LeDeR – Learning from lives and deaths

LeDeR – Learning from lives and deaths People with a learning disability and autistic people

The LeDeR programme was established by NHS England in 2015. This was in response to the recommendations of CIPOLD in 2013. CIPOLD is the Confidential Inquiry into premature deaths of people with learning disabilities.

People with a learning disability often have poorer physical and mental health than other people. They may also face difficulties in using health and care services. CIPOLD found that 38% of people with a learning disability died from an avoidable cause. When compared to a similar population of people without a learning disability, the figure is 9%.

What does LeDeR do?

The LeDeR programme has supported Clinical Commissioning Groups (CCGs) across England to:

  • review the deaths of people with a learning disability,
  • to learn from those deaths, and
  • to put that learning into practice.

CCGs are responsible to improve the quality of services provided to people with a learning disability. They must also take action to deal with ongoing differences in health conditions.

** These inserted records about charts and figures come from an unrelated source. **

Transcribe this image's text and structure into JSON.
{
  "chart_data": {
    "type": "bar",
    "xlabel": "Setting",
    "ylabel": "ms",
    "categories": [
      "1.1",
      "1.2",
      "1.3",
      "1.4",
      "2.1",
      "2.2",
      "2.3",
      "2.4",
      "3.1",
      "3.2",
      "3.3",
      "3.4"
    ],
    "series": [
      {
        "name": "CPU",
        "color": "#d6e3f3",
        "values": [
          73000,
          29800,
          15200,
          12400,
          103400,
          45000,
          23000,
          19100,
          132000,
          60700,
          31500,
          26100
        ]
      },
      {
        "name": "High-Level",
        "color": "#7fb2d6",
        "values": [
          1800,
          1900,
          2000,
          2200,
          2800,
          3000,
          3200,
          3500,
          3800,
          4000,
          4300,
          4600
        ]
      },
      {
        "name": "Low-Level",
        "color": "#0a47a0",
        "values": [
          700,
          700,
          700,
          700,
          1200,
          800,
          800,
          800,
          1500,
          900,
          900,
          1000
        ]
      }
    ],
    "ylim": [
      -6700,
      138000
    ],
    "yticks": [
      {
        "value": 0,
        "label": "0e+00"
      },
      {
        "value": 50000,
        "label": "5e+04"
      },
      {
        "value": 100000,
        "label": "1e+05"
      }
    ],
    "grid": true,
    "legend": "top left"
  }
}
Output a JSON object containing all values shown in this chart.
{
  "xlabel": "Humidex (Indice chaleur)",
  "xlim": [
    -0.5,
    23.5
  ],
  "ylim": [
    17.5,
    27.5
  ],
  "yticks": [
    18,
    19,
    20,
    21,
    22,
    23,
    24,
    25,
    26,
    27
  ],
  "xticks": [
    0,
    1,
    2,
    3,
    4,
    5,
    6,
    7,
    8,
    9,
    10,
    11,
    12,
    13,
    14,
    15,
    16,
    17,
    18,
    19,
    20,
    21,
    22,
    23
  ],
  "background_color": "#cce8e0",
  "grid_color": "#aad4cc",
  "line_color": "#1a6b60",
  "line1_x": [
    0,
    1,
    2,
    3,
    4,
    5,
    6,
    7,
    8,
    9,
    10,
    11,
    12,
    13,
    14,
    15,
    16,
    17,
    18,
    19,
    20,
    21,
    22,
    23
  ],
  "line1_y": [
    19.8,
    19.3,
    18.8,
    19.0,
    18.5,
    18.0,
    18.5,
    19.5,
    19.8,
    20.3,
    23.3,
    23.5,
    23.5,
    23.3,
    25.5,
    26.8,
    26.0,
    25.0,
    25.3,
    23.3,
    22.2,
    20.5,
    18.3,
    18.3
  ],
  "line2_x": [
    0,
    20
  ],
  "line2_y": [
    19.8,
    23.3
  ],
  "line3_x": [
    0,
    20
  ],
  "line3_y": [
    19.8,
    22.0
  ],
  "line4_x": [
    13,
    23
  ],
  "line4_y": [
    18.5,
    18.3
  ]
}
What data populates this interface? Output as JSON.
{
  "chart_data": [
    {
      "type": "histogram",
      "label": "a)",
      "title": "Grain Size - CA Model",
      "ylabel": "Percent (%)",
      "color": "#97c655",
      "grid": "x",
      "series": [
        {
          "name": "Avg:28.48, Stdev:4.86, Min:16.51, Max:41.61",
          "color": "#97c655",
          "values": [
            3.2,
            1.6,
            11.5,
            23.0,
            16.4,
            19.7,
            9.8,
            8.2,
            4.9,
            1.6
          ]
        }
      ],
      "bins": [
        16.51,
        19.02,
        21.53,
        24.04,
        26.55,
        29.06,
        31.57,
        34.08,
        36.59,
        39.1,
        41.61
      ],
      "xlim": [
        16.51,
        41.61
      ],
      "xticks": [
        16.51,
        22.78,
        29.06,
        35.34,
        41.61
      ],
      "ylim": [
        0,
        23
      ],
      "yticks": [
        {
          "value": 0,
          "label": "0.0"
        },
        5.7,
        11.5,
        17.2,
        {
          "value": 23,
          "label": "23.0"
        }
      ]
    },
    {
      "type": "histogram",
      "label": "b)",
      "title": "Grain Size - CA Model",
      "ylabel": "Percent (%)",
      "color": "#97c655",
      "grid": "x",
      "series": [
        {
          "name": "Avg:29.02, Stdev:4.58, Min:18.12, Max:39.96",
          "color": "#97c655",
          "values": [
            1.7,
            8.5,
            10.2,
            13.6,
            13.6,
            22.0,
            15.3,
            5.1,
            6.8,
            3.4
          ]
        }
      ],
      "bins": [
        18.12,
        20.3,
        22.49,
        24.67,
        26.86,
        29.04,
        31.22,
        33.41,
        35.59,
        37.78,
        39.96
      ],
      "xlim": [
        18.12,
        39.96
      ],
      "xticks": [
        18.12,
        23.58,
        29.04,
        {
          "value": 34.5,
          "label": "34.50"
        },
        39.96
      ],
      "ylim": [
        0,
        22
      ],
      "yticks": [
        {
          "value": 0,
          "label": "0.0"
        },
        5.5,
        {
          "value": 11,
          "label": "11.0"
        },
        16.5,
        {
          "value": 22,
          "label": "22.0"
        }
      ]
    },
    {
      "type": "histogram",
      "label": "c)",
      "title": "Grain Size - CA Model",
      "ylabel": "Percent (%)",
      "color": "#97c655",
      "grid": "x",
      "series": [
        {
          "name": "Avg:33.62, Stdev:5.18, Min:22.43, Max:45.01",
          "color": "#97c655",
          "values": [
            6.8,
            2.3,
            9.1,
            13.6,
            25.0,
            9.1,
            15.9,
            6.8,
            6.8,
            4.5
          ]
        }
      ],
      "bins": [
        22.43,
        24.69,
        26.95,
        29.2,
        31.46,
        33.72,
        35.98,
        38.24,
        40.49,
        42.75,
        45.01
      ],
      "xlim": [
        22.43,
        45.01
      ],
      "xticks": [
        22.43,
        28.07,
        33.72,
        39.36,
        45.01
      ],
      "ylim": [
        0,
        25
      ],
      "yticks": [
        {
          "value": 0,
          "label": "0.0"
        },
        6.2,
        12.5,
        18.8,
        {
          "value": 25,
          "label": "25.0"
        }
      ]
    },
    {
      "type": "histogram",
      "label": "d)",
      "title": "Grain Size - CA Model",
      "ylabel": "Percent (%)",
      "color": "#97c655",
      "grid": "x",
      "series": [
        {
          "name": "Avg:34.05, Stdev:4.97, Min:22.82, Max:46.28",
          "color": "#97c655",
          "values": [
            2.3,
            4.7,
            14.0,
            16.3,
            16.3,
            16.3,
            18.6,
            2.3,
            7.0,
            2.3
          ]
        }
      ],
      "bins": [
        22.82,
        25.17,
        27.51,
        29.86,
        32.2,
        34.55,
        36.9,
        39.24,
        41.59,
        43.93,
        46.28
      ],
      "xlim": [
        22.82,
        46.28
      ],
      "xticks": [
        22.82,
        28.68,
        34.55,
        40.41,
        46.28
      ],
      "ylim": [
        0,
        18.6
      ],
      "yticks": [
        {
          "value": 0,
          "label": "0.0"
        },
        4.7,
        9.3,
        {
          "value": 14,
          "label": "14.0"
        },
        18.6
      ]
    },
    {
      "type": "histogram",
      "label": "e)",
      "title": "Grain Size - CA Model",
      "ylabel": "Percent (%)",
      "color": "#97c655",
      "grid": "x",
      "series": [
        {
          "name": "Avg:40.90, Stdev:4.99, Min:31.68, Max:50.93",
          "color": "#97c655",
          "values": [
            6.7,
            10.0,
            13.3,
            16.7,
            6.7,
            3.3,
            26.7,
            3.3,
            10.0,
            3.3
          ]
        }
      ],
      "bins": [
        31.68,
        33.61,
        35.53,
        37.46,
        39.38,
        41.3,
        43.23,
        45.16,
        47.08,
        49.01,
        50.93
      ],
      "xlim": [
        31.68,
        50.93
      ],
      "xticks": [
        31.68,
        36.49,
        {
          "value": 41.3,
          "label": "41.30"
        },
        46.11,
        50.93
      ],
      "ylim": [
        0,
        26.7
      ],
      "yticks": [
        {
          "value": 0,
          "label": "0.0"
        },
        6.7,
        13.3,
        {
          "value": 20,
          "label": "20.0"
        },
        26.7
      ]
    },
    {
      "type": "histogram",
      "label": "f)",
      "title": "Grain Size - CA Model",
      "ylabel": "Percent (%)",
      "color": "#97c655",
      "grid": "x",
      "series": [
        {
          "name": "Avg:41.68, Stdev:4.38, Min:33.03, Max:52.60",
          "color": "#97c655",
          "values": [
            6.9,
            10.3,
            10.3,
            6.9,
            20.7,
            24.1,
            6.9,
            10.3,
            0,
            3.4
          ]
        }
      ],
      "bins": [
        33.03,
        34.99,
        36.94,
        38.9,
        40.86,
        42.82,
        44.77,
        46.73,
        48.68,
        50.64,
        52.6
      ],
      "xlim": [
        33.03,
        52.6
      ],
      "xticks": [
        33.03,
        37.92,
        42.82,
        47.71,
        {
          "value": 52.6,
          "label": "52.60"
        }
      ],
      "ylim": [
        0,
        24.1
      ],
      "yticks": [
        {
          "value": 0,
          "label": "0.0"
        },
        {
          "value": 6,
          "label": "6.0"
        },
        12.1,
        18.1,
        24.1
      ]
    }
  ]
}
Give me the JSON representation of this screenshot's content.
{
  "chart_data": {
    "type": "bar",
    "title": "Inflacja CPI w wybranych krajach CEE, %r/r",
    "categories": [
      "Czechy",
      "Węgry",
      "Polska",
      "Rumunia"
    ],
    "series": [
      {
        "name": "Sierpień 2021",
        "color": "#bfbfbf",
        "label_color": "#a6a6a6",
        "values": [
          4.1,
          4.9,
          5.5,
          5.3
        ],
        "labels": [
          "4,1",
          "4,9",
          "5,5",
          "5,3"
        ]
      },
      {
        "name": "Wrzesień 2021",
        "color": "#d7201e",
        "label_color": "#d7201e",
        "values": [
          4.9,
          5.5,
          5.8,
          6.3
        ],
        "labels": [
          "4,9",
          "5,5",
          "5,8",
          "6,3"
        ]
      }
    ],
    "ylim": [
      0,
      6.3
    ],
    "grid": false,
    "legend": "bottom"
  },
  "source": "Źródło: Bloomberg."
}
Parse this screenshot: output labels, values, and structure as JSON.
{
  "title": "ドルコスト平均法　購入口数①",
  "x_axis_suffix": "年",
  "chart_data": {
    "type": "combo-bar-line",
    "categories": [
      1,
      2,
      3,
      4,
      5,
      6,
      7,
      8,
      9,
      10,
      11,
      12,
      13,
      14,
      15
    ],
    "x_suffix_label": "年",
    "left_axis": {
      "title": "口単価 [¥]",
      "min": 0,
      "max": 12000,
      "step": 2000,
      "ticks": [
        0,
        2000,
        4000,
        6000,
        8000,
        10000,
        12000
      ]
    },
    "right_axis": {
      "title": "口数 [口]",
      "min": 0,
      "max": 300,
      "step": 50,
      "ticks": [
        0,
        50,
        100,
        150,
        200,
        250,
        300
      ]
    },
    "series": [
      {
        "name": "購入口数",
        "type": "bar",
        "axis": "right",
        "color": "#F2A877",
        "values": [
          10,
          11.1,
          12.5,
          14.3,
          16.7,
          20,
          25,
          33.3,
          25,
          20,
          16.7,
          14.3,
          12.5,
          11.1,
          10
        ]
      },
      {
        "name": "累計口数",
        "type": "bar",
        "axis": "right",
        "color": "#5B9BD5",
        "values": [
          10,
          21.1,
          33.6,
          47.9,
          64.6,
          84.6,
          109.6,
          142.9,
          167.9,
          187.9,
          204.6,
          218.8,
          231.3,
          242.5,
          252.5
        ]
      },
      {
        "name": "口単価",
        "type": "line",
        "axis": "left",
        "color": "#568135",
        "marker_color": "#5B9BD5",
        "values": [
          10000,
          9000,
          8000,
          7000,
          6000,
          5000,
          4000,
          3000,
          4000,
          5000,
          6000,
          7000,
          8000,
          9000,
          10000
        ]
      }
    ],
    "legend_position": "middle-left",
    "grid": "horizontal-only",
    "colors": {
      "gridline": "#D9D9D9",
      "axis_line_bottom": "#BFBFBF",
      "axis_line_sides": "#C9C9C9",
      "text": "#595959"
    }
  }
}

The national LeDeR programme also collects and shares information* about the deaths of people with learning disabilities. This helps identify common themes, learning points and recommendations. They help in making improvements in policy and practice.
*NOTE – Any personal information that could be used to identify any person is removed from the data before it is shared.

From January 2022 the programme includes the deaths of adults with autism.

The LeDeR programme has an additional focus on the lives and deaths of people with learning disabilities and autism from Black, Asian and Minority Ethnic communities. This is due to:

  • high underreporting of deaths,
  • a large difference in the age of death, and
  • death at a much younger age.

In July 2022, the responsibility for LeDeR will transfer from CCGs to Integrated Care Systems. You can read the national LeDeR policy which provides more information.

Who is responsible for it in Manchester?

Each CCG has a Local Area Contact who ensures that the LeDeR programme is available to everyone. In Manchester, the Local Area Contact is the MHCC Associate Director of Nursing with the Lead Nurse acting as the secondary contact. You can contact them by email at mhcc.nursingteam@nhs.net.

Other important information

  • LeDeR Steering Group

    Each CCG must have a LeDeR Steering Group. In Manchester, the Steering Group is chaired by the Associate Director of Nursing. The group has members from across the Manchester health and care system and meets bimonthly. It provides oversight of the reviews, the learning that comes from them and the plan for service improvements.

  • The Learning Disability and Autism Good Health Group

    The aim of this group is to lead and support improvements to health and care services. Its work is based on the LeDeR service improvement plan. The group is attended by members from across the health and care system and meets monthly.

  • Reporting deaths

    The deaths of people with a learning disability (aged 4 and above) and the deaths of autistic adults can be reported here on the LeDeR NHS website.